Black slaves played a major, though unwilling and generally unrewarded, role in laying the economic foundations of the United States—especially in the South. Blacks also played a leading role in the development of Southern speech, folklore, music, dancing, and food, blending the cultural traits of their African homelands with those of Europe. During the 17th and 18th centuries, African and African American (those born in the New World) slaves worked mainly on the tobacco, rice, and indigo plantations of the Southern seaboard. Eventually slavery became rooted in the South’s huge cotton and sugar plantations. Although Northern businessmen made great fortunes from the trade of enslaved peoples and from investments in Southern plantations, slavery was never widespread in the North.
As a result of the Union victory in the Civil War and the ratification of the Thirteenth Amendment to the Constitution (1865), nearly four million slaves were freed. The Fourteenth Amendment (1868) granted African Americans citizenship, and the Fifteenth Amendment (1870) guaranteed their right to vote. Yet the Reconstruction period (1865–77) was one of disappointment and frustration for African Americans, for these new provisions of the Constitution were often ignored, particularly in the South.
After the Civil War, the freedmen were thrown largely on their own meagre resources. Landless and uprooted, they moved about in search of work. They generally lacked adequate food, clothing, and shelter. The Southern states enacted Black codes, laws resembling the slave codes that restricted the movement of the former slaves in an effort to force them to work as plantation laborer's—often for their former masters—at absurdly low wages.
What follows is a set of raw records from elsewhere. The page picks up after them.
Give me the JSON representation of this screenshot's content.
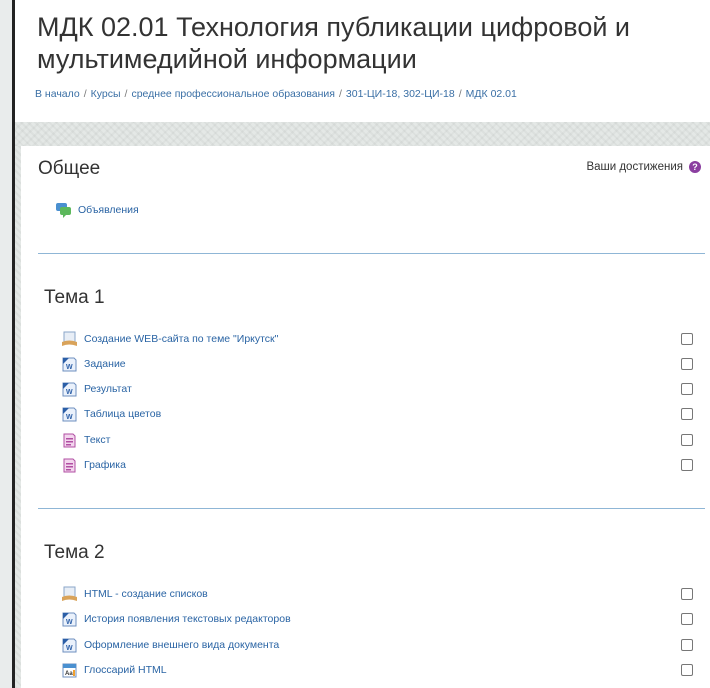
{
  "page": {
    "title": "МДК 02.01 Технология публикации цифровой и мультимедийной информации"
  },
  "breadcrumb": [
    "В начало",
    "Курсы",
    "среднее профессиональное образования",
    "301-ЦИ-18, 302-ЦИ-18",
    "МДК 02.01"
  ],
  "general": {
    "title": "Общее",
    "achievements_label": "Ваши достижения",
    "items": [
      {
        "label": "Объявления",
        "icon": "forum-icon"
      }
    ]
  },
  "topic1": {
    "title": "Тема 1",
    "items": [
      {
        "label": "Создание WEB-сайта по теме \"Иркутск\"",
        "icon": "lesson-icon"
      },
      {
        "label": "Задание",
        "icon": "word-document-icon"
      },
      {
        "label": "Результат",
        "icon": "word-document-icon"
      },
      {
        "label": "Таблица цветов",
        "icon": "word-document-icon"
      },
      {
        "label": "Текст",
        "icon": "text-file-icon"
      },
      {
        "label": "Графика",
        "icon": "text-file-icon"
      }
    ]
  },
  "topic2": {
    "title": "Тема 2",
    "items": [
      {
        "label": "HTML - создание списков",
        "icon": "lesson-icon"
      },
      {
        "label": "История появления текстовых редакторов",
        "icon": "word-document-icon"
      },
      {
        "label": "Оформление внешнего вида документа",
        "icon": "word-document-icon"
      },
      {
        "label": "Глоссарий HTML",
        "icon": "glossary-icon"
      }
    ]
  },
  "colors": {
    "link": "#2a64a4",
    "divider": "#8fb6d6",
    "help": "#8b3fa0"
  }
}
There were almost 700 thousand slaves in the US in 1790, which equated to approximately 18 percent of the total population, or roughly one in every six people. By 1860, the final census taken before the American Civil War, there were four million slaves in the South, compared with less than 0.5 million free African Americans in all of the US. Of the 4.4 million African Americans in the US before the war, almost four million of these people were held as slaves; meaning that for all African Americans living in the US in 1860, there was an 89 percent* chance that they lived in slavery.
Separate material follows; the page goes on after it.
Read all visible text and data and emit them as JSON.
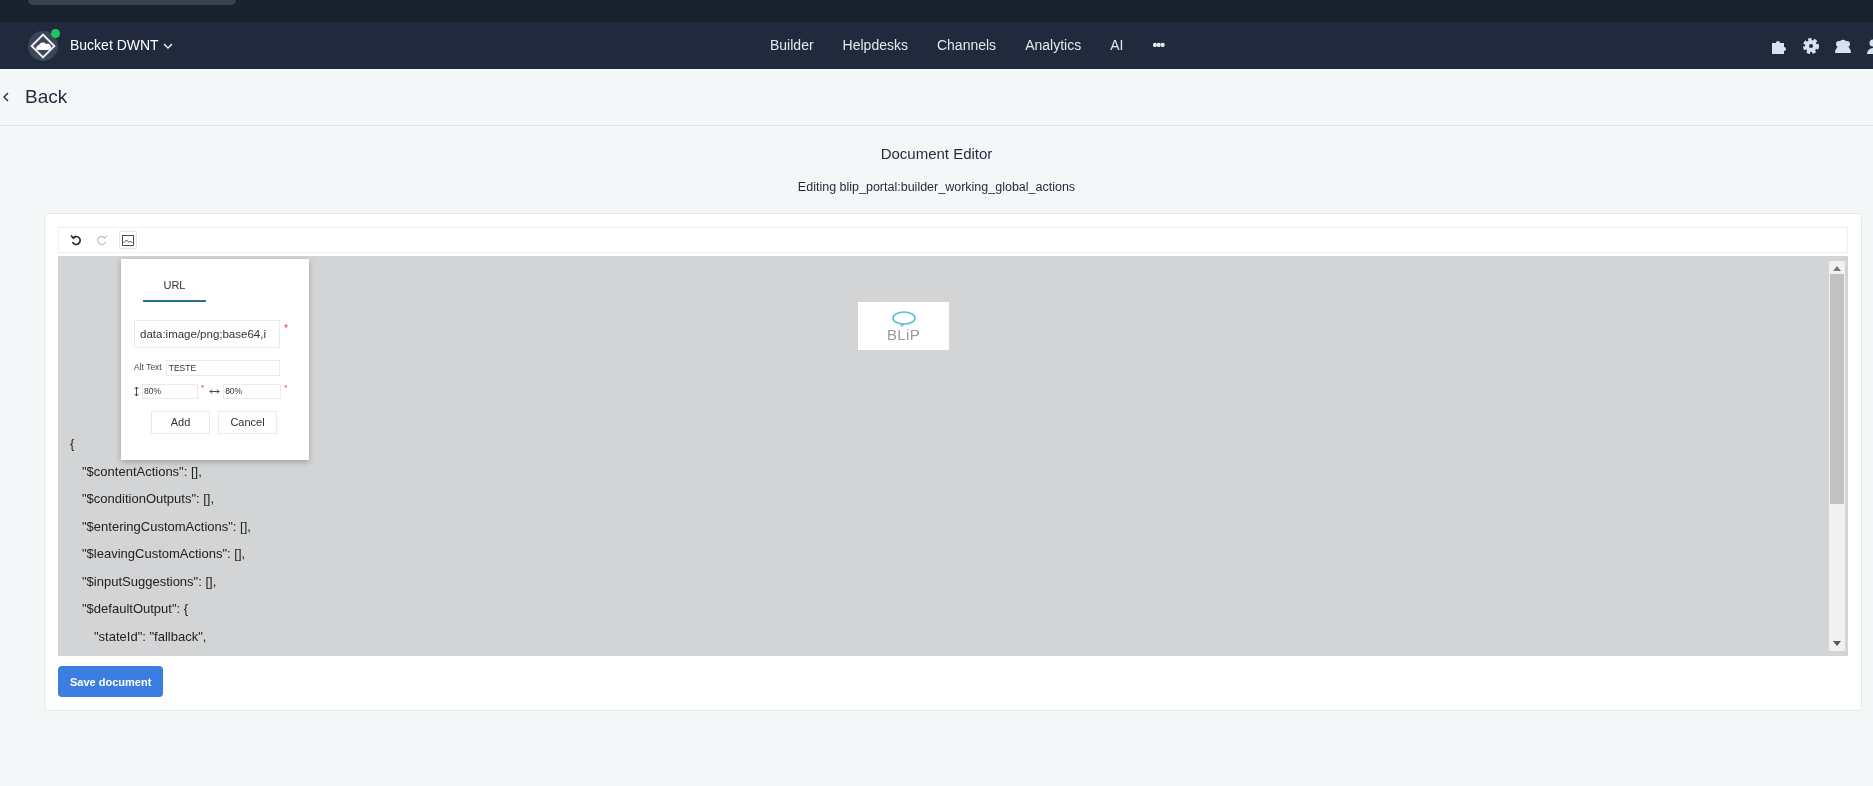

In total, an estimated twelve to thirteen million Africans were transported to the North and South Americas as Slaves, and this does not include the high number who did not survive the journey (which was as high as 23 percent in some years). In the 150 years since the abolishment of slavery in the US, the African-American community have continuously campaigned for equal rights and opportunities that were not afforded to them along with freedom. The most prominent themes have been the Civil Rights Movement, voter suppression, mass incarceration and the relationship between the police and the African-American community has taken the spotlight in recent years.